Coming back to the question, ‘why our interest’?

In all our productions we are looking how we can better engage the viewer, or the learner, and motivate them to start watching the material and complete it, in its entirety.

So taking concepts from gamification, it must have a high level of ‘Epic Meaning’, content, and options (i.e. branching) all wrapped up within an aesthetic design.

Some simple but effective examples of gamification here, which are not Tomb Raider or Call or Duty, but they are fit for purpose:

Google Feud – the free game where you try to guess how Google autocompletes popular searches.

Chore Wars – lets you claim experience points for household chores, by getting other people in your house or workplace to sign up to the site.

How to Survive a Nuclear Bomb – a test project by the BBC.

These are fairly basic games, but all have a point … and are easily playable by all ages and types.

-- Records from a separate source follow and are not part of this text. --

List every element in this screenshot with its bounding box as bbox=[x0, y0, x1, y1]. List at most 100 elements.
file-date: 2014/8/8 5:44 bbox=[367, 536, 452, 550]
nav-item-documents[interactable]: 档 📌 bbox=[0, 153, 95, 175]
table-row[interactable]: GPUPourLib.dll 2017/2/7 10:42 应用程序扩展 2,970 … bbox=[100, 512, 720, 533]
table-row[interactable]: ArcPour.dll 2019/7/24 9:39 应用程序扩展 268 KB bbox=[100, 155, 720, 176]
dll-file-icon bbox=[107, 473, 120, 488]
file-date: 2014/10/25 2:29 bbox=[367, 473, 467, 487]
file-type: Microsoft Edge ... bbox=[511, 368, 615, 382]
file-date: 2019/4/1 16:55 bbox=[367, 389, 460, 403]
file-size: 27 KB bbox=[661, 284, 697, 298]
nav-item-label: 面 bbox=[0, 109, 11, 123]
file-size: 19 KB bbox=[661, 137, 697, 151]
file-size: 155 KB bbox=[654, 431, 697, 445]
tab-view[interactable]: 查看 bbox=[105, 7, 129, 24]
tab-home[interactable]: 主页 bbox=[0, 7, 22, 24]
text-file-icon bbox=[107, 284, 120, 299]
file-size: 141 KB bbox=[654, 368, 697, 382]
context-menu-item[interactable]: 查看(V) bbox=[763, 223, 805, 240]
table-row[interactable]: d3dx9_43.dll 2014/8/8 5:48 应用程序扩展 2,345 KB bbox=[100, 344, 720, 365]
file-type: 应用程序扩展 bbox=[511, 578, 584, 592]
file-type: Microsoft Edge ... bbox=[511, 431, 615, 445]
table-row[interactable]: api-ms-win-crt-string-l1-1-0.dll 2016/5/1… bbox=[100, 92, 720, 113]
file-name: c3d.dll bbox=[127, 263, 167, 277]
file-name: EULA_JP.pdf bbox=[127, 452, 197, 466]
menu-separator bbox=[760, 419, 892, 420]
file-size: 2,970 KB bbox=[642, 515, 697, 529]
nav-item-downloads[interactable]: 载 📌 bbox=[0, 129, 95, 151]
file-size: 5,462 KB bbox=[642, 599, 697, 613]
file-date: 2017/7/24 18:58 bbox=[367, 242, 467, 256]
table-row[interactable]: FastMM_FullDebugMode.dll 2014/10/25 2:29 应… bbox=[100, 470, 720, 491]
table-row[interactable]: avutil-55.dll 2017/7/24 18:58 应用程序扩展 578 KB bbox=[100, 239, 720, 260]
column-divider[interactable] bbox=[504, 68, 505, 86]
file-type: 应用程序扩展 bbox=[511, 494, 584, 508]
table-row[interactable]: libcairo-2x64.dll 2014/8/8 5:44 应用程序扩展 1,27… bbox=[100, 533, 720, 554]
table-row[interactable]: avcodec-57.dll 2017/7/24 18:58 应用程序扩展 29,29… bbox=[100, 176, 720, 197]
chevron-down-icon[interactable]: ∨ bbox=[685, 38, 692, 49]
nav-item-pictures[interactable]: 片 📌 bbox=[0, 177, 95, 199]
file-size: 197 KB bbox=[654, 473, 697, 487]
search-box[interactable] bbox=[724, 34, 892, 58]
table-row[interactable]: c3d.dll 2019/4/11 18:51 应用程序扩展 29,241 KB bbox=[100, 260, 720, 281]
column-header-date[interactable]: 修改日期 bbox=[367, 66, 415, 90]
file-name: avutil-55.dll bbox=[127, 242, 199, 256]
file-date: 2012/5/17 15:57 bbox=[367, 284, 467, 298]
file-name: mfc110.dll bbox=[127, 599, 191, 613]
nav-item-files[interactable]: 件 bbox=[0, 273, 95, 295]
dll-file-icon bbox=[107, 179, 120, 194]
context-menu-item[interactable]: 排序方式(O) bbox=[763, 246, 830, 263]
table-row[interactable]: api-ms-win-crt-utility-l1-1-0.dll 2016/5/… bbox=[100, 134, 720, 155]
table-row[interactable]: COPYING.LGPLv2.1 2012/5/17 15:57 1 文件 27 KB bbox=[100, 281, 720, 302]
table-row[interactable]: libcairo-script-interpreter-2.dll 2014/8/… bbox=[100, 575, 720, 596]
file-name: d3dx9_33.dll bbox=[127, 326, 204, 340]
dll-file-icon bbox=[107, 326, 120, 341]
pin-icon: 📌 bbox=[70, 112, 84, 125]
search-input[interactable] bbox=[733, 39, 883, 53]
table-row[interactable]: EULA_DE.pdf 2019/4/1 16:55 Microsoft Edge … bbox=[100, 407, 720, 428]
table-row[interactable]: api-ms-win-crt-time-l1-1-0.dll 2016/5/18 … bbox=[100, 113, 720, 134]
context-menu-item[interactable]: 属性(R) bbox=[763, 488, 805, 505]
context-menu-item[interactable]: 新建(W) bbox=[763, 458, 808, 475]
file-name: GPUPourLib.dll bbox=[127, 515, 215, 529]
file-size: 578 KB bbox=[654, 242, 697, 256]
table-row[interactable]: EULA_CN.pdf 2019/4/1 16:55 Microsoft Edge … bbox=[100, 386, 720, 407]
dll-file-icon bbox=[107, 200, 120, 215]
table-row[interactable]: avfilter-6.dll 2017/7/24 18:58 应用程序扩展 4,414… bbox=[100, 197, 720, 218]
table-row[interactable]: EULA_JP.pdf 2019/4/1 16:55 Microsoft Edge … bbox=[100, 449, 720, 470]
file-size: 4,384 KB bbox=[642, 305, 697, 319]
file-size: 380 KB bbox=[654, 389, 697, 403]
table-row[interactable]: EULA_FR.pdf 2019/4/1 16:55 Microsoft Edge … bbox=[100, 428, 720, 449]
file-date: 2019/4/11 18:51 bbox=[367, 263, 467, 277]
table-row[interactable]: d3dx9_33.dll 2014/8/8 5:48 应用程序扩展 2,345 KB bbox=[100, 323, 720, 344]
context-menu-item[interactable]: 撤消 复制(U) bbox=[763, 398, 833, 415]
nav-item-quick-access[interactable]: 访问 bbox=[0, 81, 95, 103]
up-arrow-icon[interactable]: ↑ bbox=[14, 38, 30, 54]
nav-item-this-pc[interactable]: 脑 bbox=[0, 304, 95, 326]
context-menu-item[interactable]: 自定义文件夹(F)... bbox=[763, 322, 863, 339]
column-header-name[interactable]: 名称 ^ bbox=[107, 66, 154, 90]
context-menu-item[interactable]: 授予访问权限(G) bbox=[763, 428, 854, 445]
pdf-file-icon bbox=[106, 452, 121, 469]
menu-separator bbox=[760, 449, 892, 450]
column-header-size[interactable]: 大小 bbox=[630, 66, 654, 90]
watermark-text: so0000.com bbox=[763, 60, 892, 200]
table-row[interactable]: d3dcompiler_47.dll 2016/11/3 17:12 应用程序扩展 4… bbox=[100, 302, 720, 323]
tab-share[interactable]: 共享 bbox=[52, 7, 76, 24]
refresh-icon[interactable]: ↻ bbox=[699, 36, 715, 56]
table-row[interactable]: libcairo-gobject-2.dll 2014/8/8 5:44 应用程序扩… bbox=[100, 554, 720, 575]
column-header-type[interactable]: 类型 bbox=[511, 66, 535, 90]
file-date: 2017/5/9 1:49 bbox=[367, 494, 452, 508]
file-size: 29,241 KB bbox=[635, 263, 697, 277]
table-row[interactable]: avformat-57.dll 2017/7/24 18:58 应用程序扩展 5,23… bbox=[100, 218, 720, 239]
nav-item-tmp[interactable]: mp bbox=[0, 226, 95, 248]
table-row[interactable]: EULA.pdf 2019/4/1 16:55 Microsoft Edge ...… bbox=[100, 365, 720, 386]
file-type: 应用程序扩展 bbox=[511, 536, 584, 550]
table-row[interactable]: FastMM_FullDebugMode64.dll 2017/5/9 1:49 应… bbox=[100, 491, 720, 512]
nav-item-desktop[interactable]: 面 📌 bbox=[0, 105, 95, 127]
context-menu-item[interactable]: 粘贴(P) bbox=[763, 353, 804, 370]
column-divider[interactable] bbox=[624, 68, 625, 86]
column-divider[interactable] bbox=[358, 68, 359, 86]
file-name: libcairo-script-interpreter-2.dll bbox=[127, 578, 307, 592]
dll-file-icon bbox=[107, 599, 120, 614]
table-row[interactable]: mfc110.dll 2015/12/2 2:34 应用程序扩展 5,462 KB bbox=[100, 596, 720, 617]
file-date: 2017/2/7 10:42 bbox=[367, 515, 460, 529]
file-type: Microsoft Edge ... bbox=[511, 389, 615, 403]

Ah, so what are the different people types that we are wanting to engage with? Bartle has an approach to Target Groups and User Types:

•  player (motivated by extrinsic rewards)
•  socialiser (motivated by relatedness)
•  free spirit (motivated by autonomy)
•  achiever (motivated by mastery)
•  philanthropist (motivated by purpose)

And the other main element we come away from gamification with is ‘Progression’ … whether it be tracking, scores/rewards/badges/, unlocking levels and unlocking skills/abilities. It is often possible to incorporate this within or at the conclusion of our programmes, either with quizzes or surveys. With rewards and/or prizes? And how do you measure ROI?

After all, the classic AIDA model (Attention – Interest – Desire – Action) as used in advertising has to be the final objective.